吉村先生:おっしゃるとおりですね。大小、個人差はあるでしょうが、月経が女性のQOL(Quality Of Life/生活の質)を下げていることは疑いようのない事実かと思います。私が医師の立場で、最近啓発しているのはピルなどを服用して月経を止めてしまう、ということ。驚かれるかもしれませんが、最近の世界の医学界では、「月経は必要ないもの」ということは常識です。

――月経が要らない? いきなり予想外のお話だったので、ちょっと驚いてしまいました。
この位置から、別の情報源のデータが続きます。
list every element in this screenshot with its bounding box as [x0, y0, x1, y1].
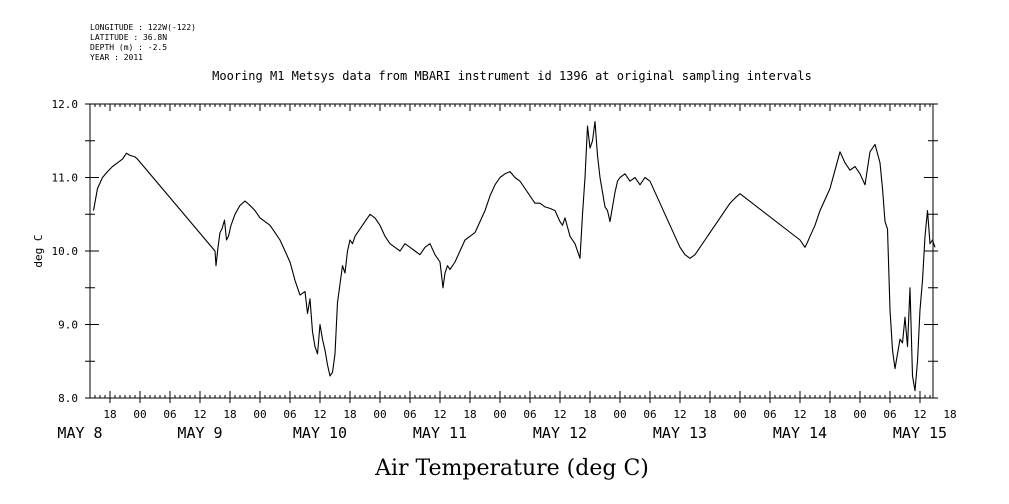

吉村先生:もちろん妊娠を望んでいなければ、ですよ。妊娠を望んでいない女性は、排卵をなくし月経を止めてしまってなんの問題もありません。これについては、あとで詳しく説明しますね。その前にママやプレママが月に一度は経験している月経についておさらいておきましょう。月経というのは、受精卵が着床しなかった子宮内膜がはがれ落ち、腟から排出されることです。はがれ落ちる時に出血するので、月経=出血というイメージが強いのですが、実は出血は副産物。また月経痛に悩む女性も多いのですが、これは子宮内膜をはがそうとして子宮が収縮する際に起きるものです。

子宮と月経

――楽しみにしていたイベントや大切な仕事と月経が重なると何かと大変です。痛みや出血量が気になるし、生理用品を持ち歩いて、いつもより頻繁にトイレに行かなくてはならなかったり。これがこの先もしばらく続くのかなと思うと、憂鬱にもなります。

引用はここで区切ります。